Body condition is sex-stratified by design. The ~22% BCI gap between females and males isn’t a sign that males are unhealthy — it reflects the asymmetric energetic demands of reproduction. Females must mobilize fat reserves to produce calcified eggs; males don’t. Konjsko amplifies this effect, suggesting better vegetation cover or food availability that enables females there to achieve the highest pre-nesting condition in the dataset. This locality-level effect has real conservation implications: habitat degradation at Konjsko would disproportionately harm female reproductive success.

Size is reproductive destiny, at r = 0.896. This correlation is extremely high for a wild biological dataset.

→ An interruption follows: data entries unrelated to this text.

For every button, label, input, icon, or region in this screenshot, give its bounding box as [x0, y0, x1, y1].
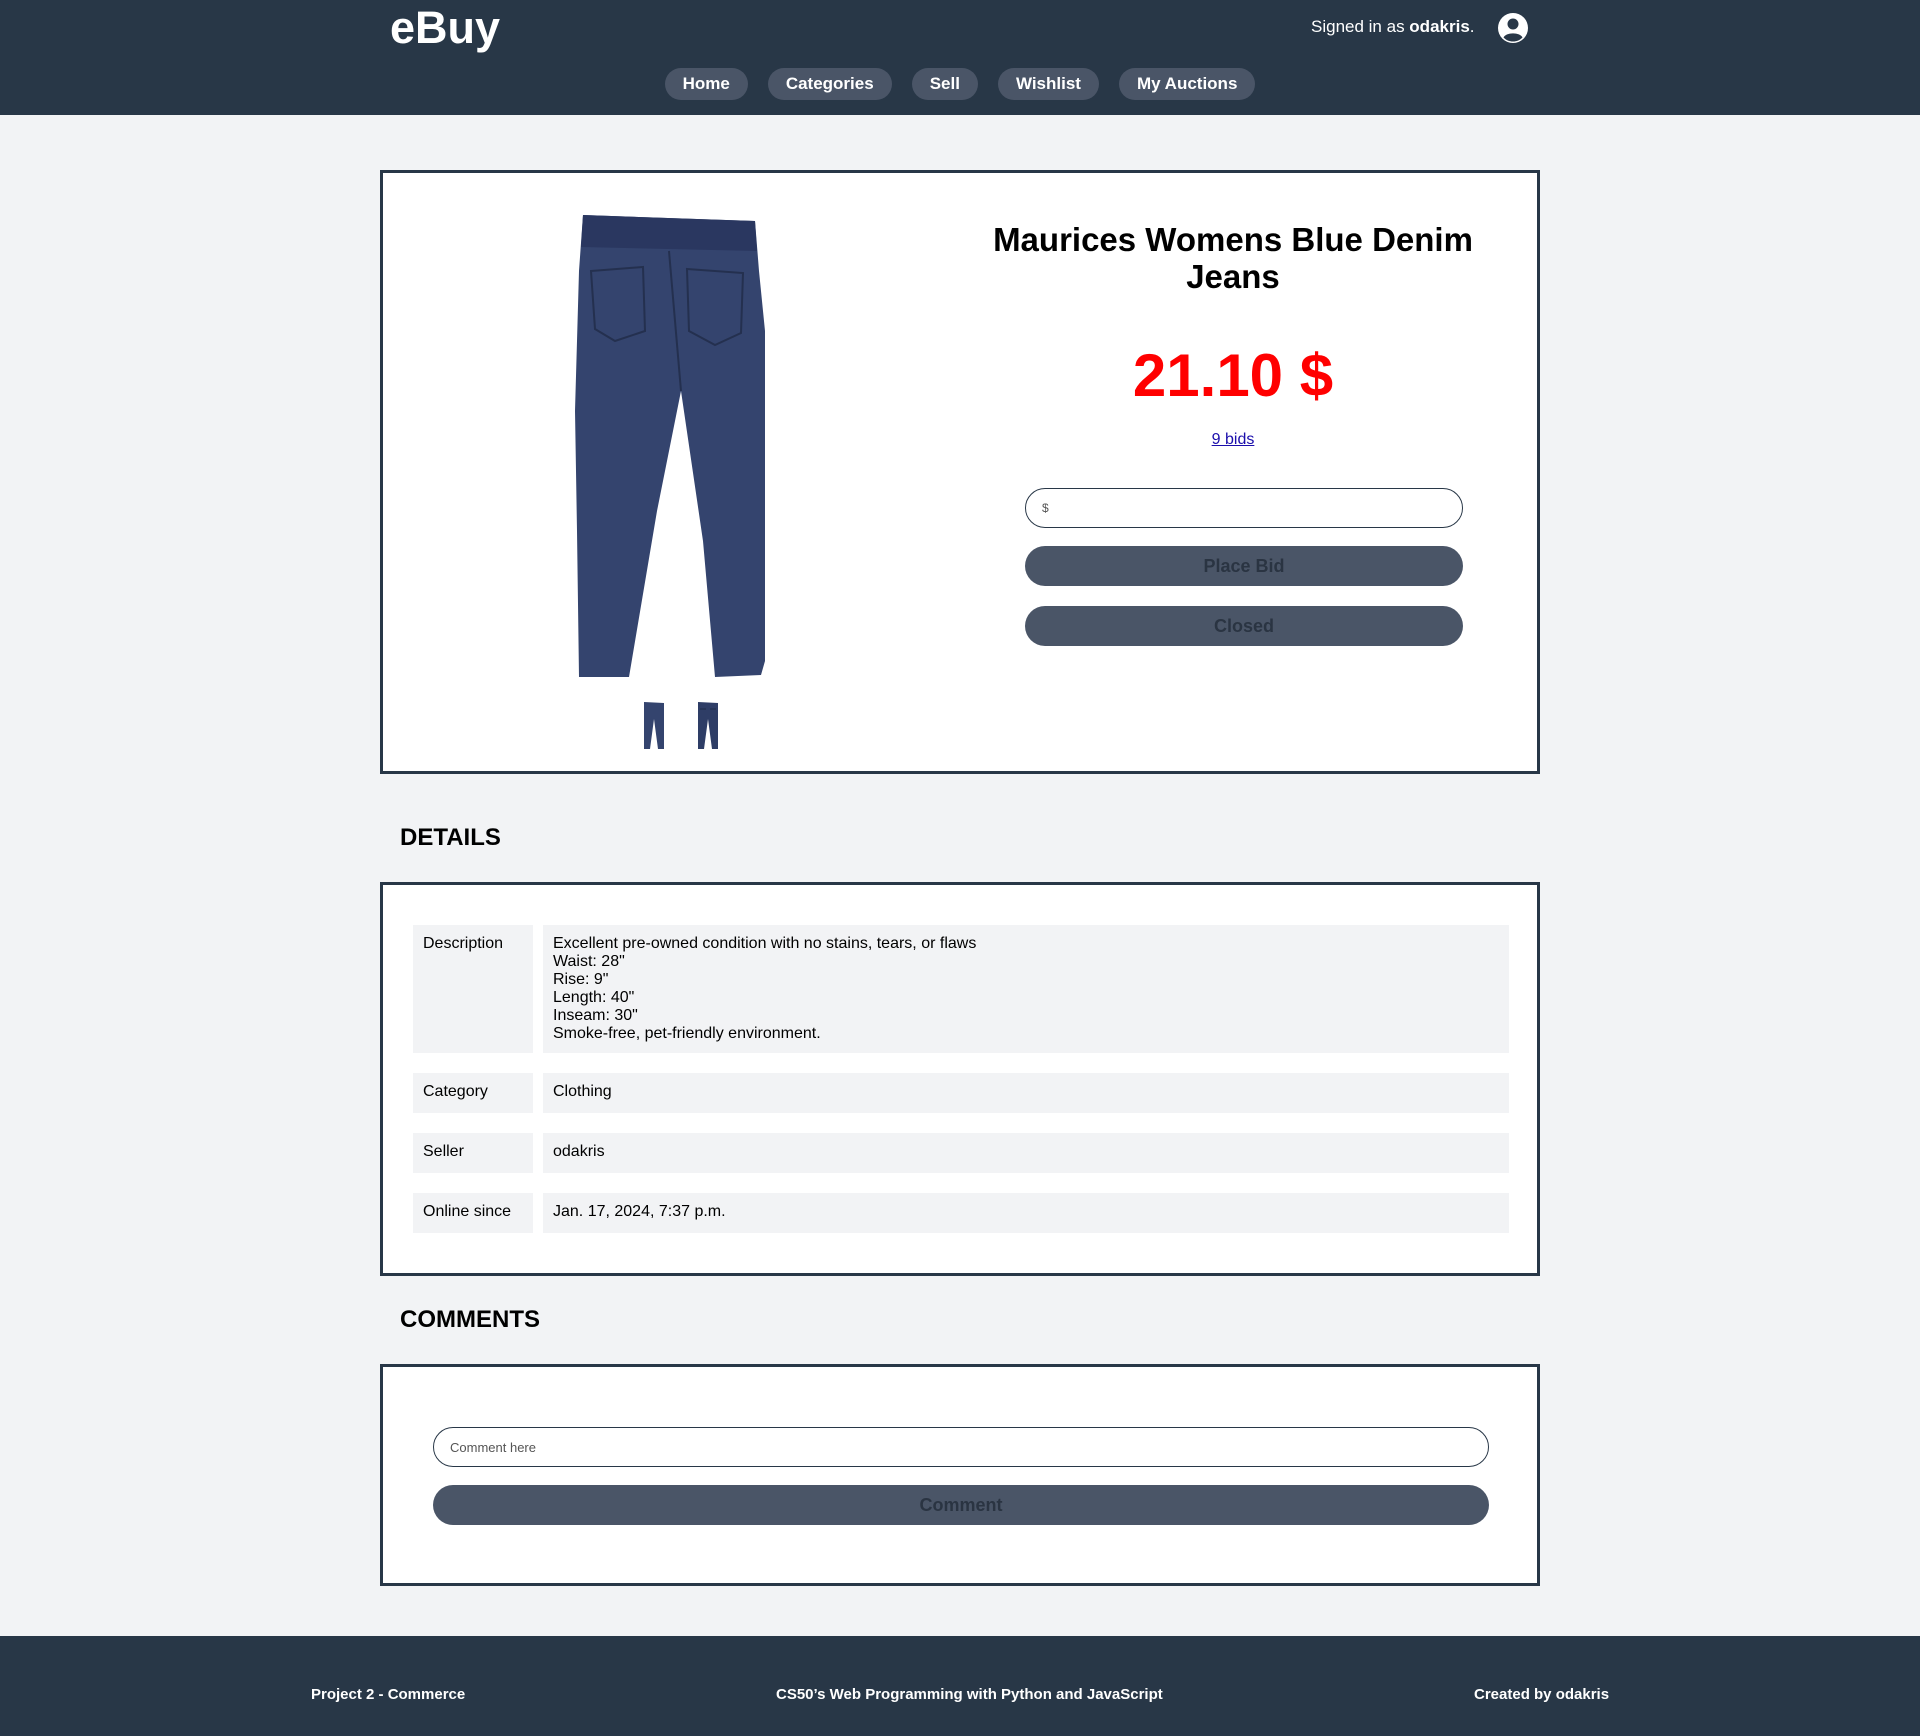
- nav-categories-button[interactable]: Categories: [767, 68, 892, 100]
- footer-course: CS50’s Web Programming with Python and J…: [776, 1686, 1163, 1703]
- details-row-online-since: Online since Jan. 17, 2024, 7:37 p.m.: [413, 1193, 1509, 1233]
- details-card: Description Excellent pre-owned conditio…: [380, 882, 1540, 1276]
- nav-sell-button[interactable]: Sell: [911, 68, 978, 100]
- signed-in-status: Signed in as odakris.: [1311, 17, 1475, 37]
- product-title: Maurices Womens Blue Denim Jeans: [993, 221, 1473, 295]
- nav-my-auctions-button[interactable]: My Auctions: [1118, 68, 1256, 100]
- description-value: Excellent pre-owned condition with no st…: [543, 925, 1509, 1053]
- signed-in-username: odakris: [1409, 17, 1470, 36]
- closed-button[interactable]: Closed: [1025, 606, 1463, 646]
- bid-input-placeholder: $: [1042, 501, 1049, 515]
- comments-heading: COMMENTS: [400, 1306, 540, 1333]
- nav-home-button[interactable]: Home: [664, 68, 748, 100]
- signed-in-prefix: Signed in as: [1311, 17, 1410, 36]
- product-card: Maurices Womens Blue Denim Jeans 21.10 $…: [380, 170, 1540, 774]
- user-account-icon[interactable]: [1497, 12, 1529, 44]
- description-line: Length: 40": [553, 989, 635, 1006]
- bid-amount-input[interactable]: $: [1025, 488, 1463, 528]
- product-thumbnail-1[interactable]: [642, 701, 666, 751]
- details-row-category: Category Clothing: [413, 1073, 1509, 1113]
- product-main-image: [575, 215, 765, 677]
- product-thumbnail-2[interactable]: [696, 701, 720, 751]
- main-nav: Home Categories Sell Wishlist My Auction…: [0, 68, 1920, 100]
- nav-wishlist-button[interactable]: Wishlist: [997, 68, 1099, 100]
- category-value: Clothing: [543, 1073, 1509, 1113]
- top-header: eBuy Signed in as odakris. Home Categori…: [0, 0, 1920, 115]
- comment-input[interactable]: Comment here: [433, 1427, 1489, 1467]
- description-line: Smoke-free, pet-friendly environment.: [553, 1025, 821, 1042]
- online-since-value: Jan. 17, 2024, 7:37 p.m.: [543, 1193, 1509, 1233]
- online-since-label: Online since: [413, 1193, 533, 1233]
- description-label: Description: [413, 925, 533, 1053]
- description-line: Rise: 9": [553, 971, 609, 988]
- comment-button[interactable]: Comment: [433, 1485, 1489, 1525]
- category-label: Category: [413, 1073, 533, 1113]
- description-line: Inseam: 30": [553, 1007, 638, 1024]
- site-logo[interactable]: eBuy: [390, 2, 500, 54]
- bids-count-link[interactable]: 9 bids: [983, 431, 1483, 449]
- footer-credit: Created by odakris: [1474, 1686, 1610, 1703]
- place-bid-button[interactable]: Place Bid: [1025, 546, 1463, 586]
- seller-value: odakris: [543, 1133, 1509, 1173]
- details-heading: DETAILS: [400, 824, 501, 851]
- footer-project: Project 2 - Commerce: [311, 1686, 466, 1703]
- signed-in-suffix: .: [1469, 17, 1475, 36]
- description-line: Excellent pre-owned condition with no st…: [553, 935, 977, 952]
- details-row-seller: Seller odakris: [413, 1133, 1509, 1173]
- seller-label: Seller: [413, 1133, 533, 1173]
- description-line: Waist: 28": [553, 953, 625, 970]
- product-price: 21.10 $: [1132, 342, 1334, 409]
- page-footer: Project 2 - Commerce CS50’s Web Programm…: [0, 1636, 1920, 1736]
- comments-card: Comment here Comment: [380, 1364, 1540, 1586]
- comment-input-placeholder: Comment here: [450, 1439, 536, 1455]
- details-row-description: Description Excellent pre-owned conditio…: [413, 925, 1509, 1053]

It means that a female tortoise’s body mass is, in practice, a near-sufficient predictor of how many eggs she will lay — more than age, year, or locality alone. Since tortoises grow slowly and live for decades, this finding elevates early life conditions (juvenile growth rates, food availability) as critical determinants of lifetime reproductive output. A tortoise that grows slowly in its first decade carries that reproductive penalty for life.

Limitations: The clutch size dataset is small (n = 53) and restricted to females who were observed nesting — likely biased toward better-condition individuals who successfully nested. The BCI data is far richer but tracks a narrow three-locality window of a much wider species range. Generalizing these patterns to other T. hermanni populations requires caution.

The overall picture, though, is coherent: take care of the habitat, the females grow bigger, and they lay more eggs. That’s a tractable conservation lever.